What’s the minimum investment? Traditional CTAs can start at $50,000 and range up to $5 million. A few are being repackaged into retail versions being brought to market by major brokerages. Salomon Smith Barney, Morgan Stanley, Merrill Lynch, and A. G. Edwards offer access for as low as $5,000 for personal accounts and $2,000 for retirement accounts.
How about costs? Annual expenses of managed accounts run between 2% and 4%, although they may run into the high single digits for some retail versions. Fees will likely fall as more firms start offering programs. Remember that CTAs typically earn bonuses of 20% of their profit, but this is only paid when a fund’s net asset value exceeds its previous “high-water mark” and is based on the difference between past and current highs. Reported returns are always net of this payment. CTAs may also have an early redemption fee during the first year to discourage hot money flows.
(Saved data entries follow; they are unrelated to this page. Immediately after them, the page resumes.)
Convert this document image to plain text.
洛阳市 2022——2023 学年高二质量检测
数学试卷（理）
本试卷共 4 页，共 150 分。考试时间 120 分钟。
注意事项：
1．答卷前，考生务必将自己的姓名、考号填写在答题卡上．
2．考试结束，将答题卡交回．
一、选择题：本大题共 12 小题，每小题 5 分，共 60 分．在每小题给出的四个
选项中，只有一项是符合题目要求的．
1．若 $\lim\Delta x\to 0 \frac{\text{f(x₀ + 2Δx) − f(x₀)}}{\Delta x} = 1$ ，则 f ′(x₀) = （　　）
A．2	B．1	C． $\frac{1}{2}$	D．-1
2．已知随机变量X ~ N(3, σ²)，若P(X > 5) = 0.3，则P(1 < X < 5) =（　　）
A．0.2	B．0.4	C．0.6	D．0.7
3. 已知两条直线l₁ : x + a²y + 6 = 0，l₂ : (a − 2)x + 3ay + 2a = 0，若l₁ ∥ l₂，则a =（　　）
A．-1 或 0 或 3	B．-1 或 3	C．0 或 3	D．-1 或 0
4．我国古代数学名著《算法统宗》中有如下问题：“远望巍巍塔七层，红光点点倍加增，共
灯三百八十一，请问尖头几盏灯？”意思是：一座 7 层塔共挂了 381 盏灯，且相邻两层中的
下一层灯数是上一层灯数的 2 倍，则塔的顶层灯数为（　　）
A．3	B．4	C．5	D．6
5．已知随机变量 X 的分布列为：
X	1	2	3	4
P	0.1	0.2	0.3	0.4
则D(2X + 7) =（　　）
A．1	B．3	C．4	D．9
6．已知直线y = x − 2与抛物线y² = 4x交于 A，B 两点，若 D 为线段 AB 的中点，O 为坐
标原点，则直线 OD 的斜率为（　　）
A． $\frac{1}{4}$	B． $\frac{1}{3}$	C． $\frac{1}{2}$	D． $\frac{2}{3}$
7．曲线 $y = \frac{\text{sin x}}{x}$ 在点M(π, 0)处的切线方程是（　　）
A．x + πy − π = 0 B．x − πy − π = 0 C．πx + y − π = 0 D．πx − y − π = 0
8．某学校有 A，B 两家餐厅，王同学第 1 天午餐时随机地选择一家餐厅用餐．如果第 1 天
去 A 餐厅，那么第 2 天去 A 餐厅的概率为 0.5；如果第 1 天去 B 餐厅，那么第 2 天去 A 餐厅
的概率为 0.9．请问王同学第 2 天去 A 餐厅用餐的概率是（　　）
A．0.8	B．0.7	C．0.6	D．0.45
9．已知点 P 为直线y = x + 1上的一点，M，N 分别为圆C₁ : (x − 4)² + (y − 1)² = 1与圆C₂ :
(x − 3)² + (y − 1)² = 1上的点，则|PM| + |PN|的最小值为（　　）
Can I get clients out? While some accounts may offer immediate liquidity, withdrawals are frequently limited to the end of the month upon 10 days’ notice.
What are the tax considerations? Profits are not distributed to investors as they are in mutual stock funds, but investors do accrue tax liabilities. These are largely short-term, consistent with the term of most futures contracts.
Can I put a CTA program into a 401(k)? Yes. Advisors can put these vehicles into tax-advantaged retirement accounts like IRAs and 401(k)s, VAs, and other life products.
Where can I get more information? Altegris/International Traders Research (managedfutures.com), Barclay Trading Group (www.barclaygrp.com), Lind-Waldock (www.lind-waldock.com), and Institutional Advisory Services Group (www.iasg.com).